Chiesa e Mondo
Le comunità diventino scuole di pace
Svolto a Frascati il seminario nazionale “Costruire identità plurali al servizio della pace”, promosso da Caritas Italiana e dall’Ufficio nazionale per i problemi sociali e il lavoro della CEI
Si è concluso a Frascati il seminario nazionale “Costruire identità plurali al servizio della pace”, promosso dal 7 al 9 settembre da Caritas Italiana e dall’Ufficio nazionale per i problemi sociali e il lavoro della CEI.
Tre giornate di confronto hanno ribadito che la pace si costruisce prima che finisca la guerra, a partire dai territori, dalle relazioni e dalle comunità. Disuguaglianze, conflitti e identità contrapposte possono alimentare paura e divisioni, mentre ascolto, dialogo e inclusione rappresentano strumenti concreti di prevenzione.
“L’impegno che ci assumiamo è fare delle nostre comunità vere scuole di pace“, ha sottolineato don Marco Pagniello, direttore di Caritas Italiana, invitando diocesi e comunità a costruire alleanze e a educare alla pace nella vita quotidiana.

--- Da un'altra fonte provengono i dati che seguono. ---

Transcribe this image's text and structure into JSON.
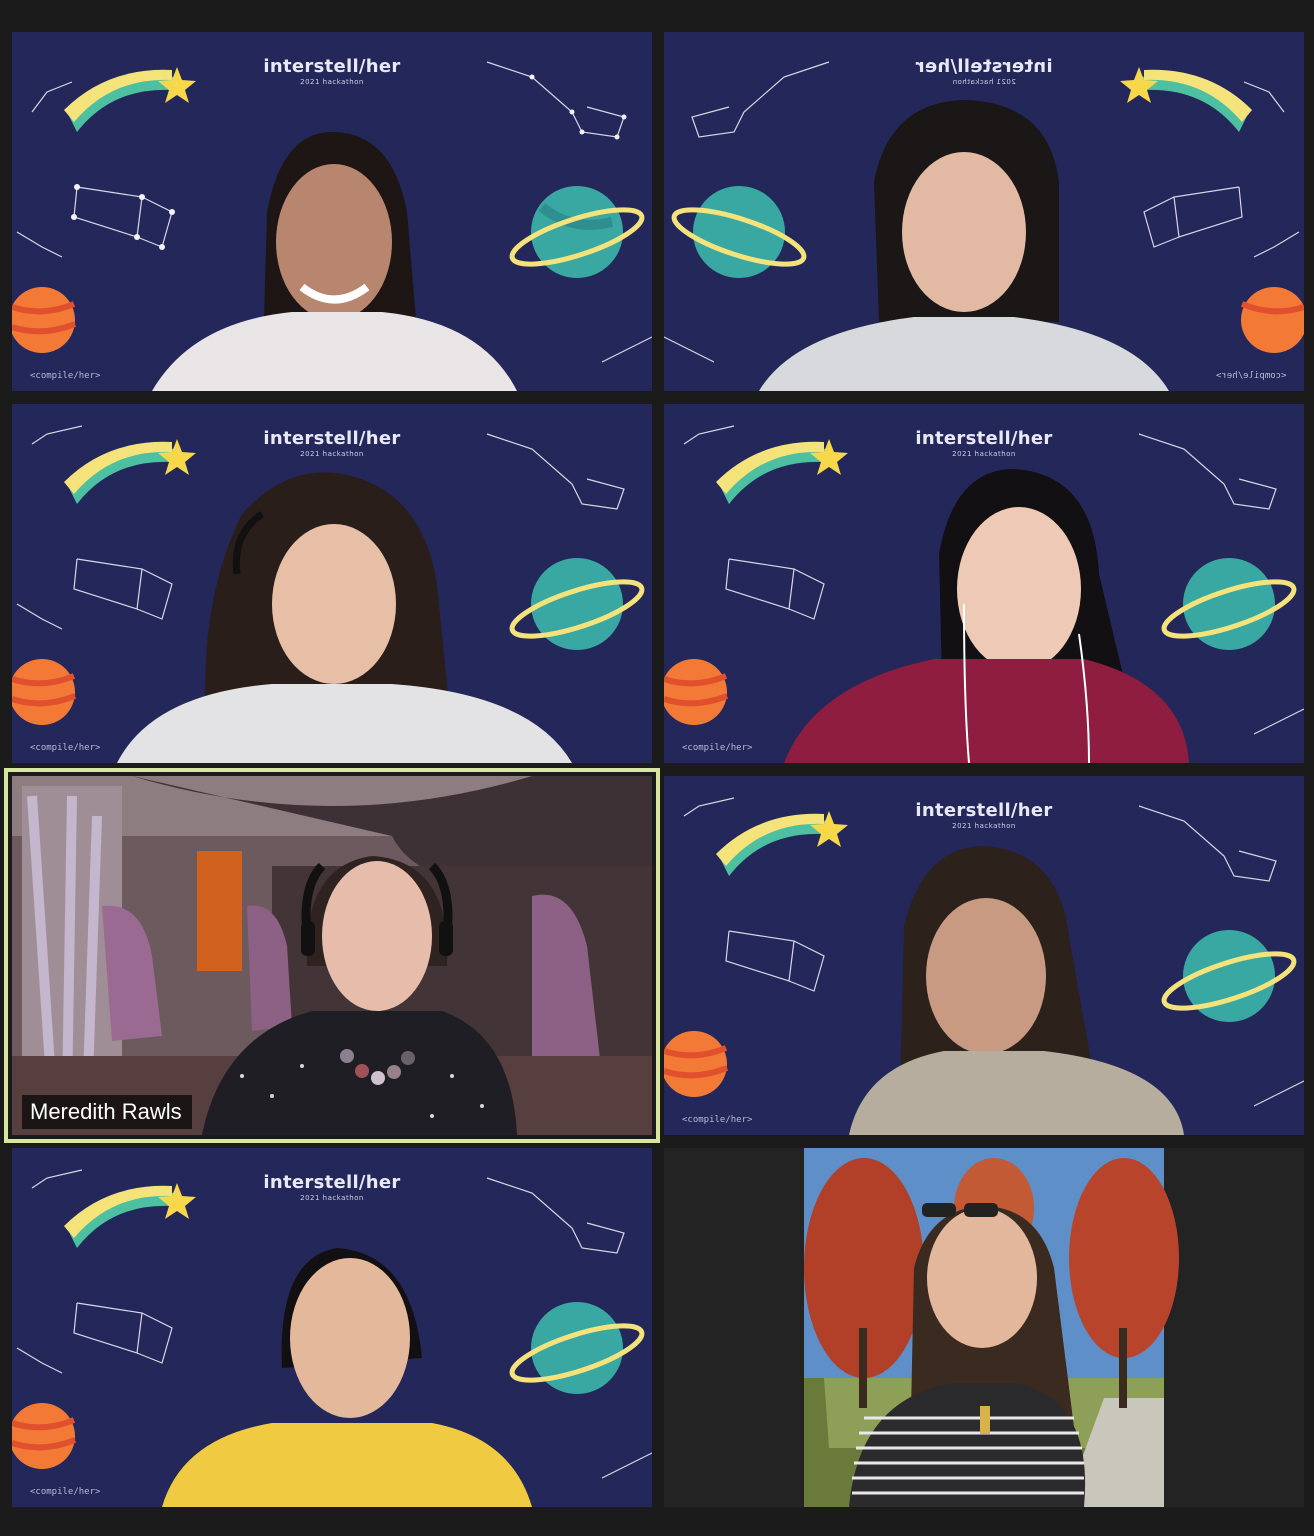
{
  "app": {
    "view": "gallery",
    "background_color": "#1b1b1b",
    "active_speaker_border_color": "#d9e6a0"
  },
  "virtual_background": {
    "title": "interstell/her",
    "subtitle": "2021 hackathon",
    "tag": "<compile/her>",
    "bg_color": "#24275a"
  },
  "participants": [
    {
      "name": "",
      "shirt": "#e9e4e6",
      "hair": "#1d1615",
      "skin": "#b8866f",
      "background": "virtual"
    },
    {
      "name": "",
      "shirt": "#d7d9dc",
      "hair": "#1a1716",
      "skin": "#e2b9a2",
      "background": "virtual-mirrored"
    },
    {
      "name": "",
      "shirt": "#e3e3e6",
      "hair": "#2a1e1a",
      "skin": "#e7bfa7",
      "background": "virtual"
    },
    {
      "name": "",
      "shirt": "#8e1d3f",
      "hair": "#121012",
      "skin": "#eec9b5",
      "background": "virtual"
    },
    {
      "name": "Meredith Rawls",
      "shirt": "#1e1e24",
      "hair": "#2e2320",
      "skin": "#e6bcab",
      "background": "starship-lounge",
      "active_speaker": true
    },
    {
      "name": "",
      "shirt": "#b7ad9f",
      "hair": "#2d211c",
      "skin": "#c99a82",
      "background": "virtual"
    },
    {
      "name": "",
      "shirt": "#f0cb41",
      "hair": "#121012",
      "skin": "#e4b99b",
      "background": "virtual"
    },
    {
      "name": "",
      "shirt": "#2b2b2d",
      "hair": "#3a2a20",
      "skin": "#e3b79c",
      "background": "autumn-trees-photo"
    }
  ]
}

Per don Bruno Bignami, direttore dell’Ufficio nazionale CEI, la guerra nasce quando alla relazione, al diritto e alla politica subentra la logica della forza. Un richiamo che coinvolge anche le Chiese e le religioni, chiamate a favorire l’incontro e a contrastare ogni strumentalizzazione delle identità.
Al centro anche la responsabilità della comunicazione: «Disarmare» le parole significa verificare le informazioni, restituire complessità e impedire che l’altro venga trasformato in un nemico.